Mason Trillon didn’t know what was going on in town. He’d left his truck at the edge of the highway and trekked deep into the woods. His backpack was already leaving blisters on his shoulders and the tent he’d rigged up during the night hadn’t kept him dry – the rain had blown in sideways. Still, he kept slogging through the mud, determined to leave behind the boy his mother saw when she looked at him. He had a compass, and he was confident he could retrace his steps, but Mason hadn’t considered how rain can rearrange the land.

Cold and tired, he realized that bringing only power bars and water hadn’t been the best idea. He felt queasy. He was trying to use all the rage he’d collected in his young life to keep him going. But anger isn’t the best navigator. It turns your eyes inward, makes you blind to the outside world.
Mason stepped over a log and onto some deadfall, expecting to land on muddy ground. But the thin webbing of twigs collapsed. He went down and felt something in his ankle tear. The compass flew out of his hand and vanished.

He took his backpack off so he’d be lighter, but he couldn’t put any weight on his left ankle. Tears and rain blurred his eyes and he hated himself for his weakness.
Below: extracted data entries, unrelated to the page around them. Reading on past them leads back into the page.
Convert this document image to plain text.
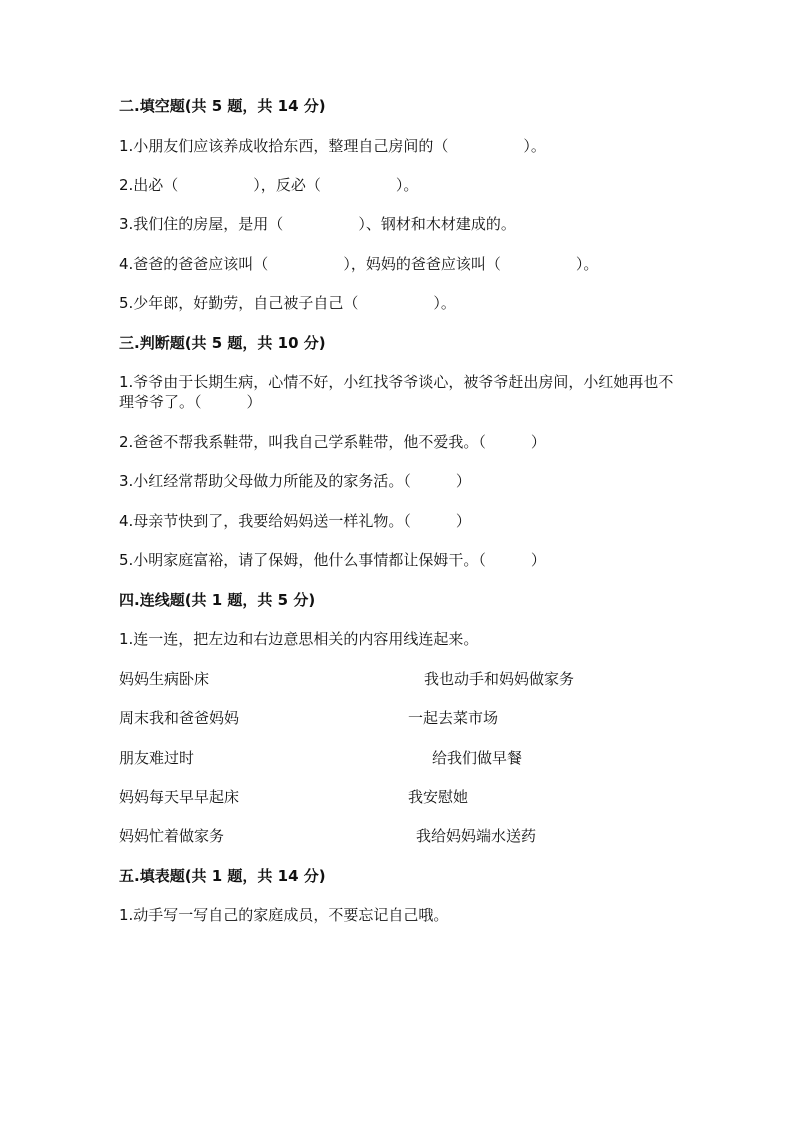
二.填空题(共 5 题，共 14 分)
1.小朋友们应该养成收拾东西，整理自己房间的（　　　　　）。
2.出必（　　　　　），反必（　　　　　）。
3.我们住的房屋，是用（　　　　　）、钢材和木材建成的。
4.爸爸的爸爸应该叫（　　　　　），妈妈的爸爸应该叫（　　　　　）。
5.少年郎，好勤劳，自己被子自己（　　　　　）。
三.判断题(共 5 题，共 10 分)
1.爷爷由于长期生病，心情不好，小红找爷爷谈心，被爷爷赶出房间，小红她再也不理爷爷了。（　　　）
2.爸爸不帮我系鞋带，叫我自己学系鞋带，他不爱我。（　　　）
3.小红经常帮助父母做力所能及的家务活。（　　　）
4.母亲节快到了，我要给妈妈送一样礼物。（　　　）
5.小明家庭富裕，请了保姆，他什么事情都让保姆干。（　　　）
四.连线题(共 1 题，共 5 分)
1.连一连，把左边和右边意思相关的内容用线连起来。
妈妈生病卧床	我也动手和妈妈做家务
周末我和爸爸妈妈	一起去菜市场
朋友难过时	给我们做早餐
妈妈每天早早起床	我安慰她
妈妈忙着做家务	我给妈妈端水送药
五.填表题(共 1 题，共 14 分)
1.动手写一写自己的家庭成员，不要忘记自己哦。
He’d wanted to be tough but he was who he’d always been — the boy huddled in closets and corners while his father beat his mother.
Mason limped on, hoping he was retracing his steps, but the landscape didn’t look familiar anymore. He was lost and he knew it.

Back in Havenwood, his mother had heard the talk about the tiger, how it might be the ghost of the man buried on the hill. Maybe it’s true, Geri Trillon thought, looking out at the rain. She knew her son needed a miracle. She knew her cruel words were hot coals in his heart, and she wished she could take them back. But words aren’t like that. They form red welts that harden into scars, much like the scars along Geri’s arm and ribs.

She pulled on her rain parka, grabbed an umbrella, and headed for Ida’s Coffee Shop where she knew many townspeople were gathered.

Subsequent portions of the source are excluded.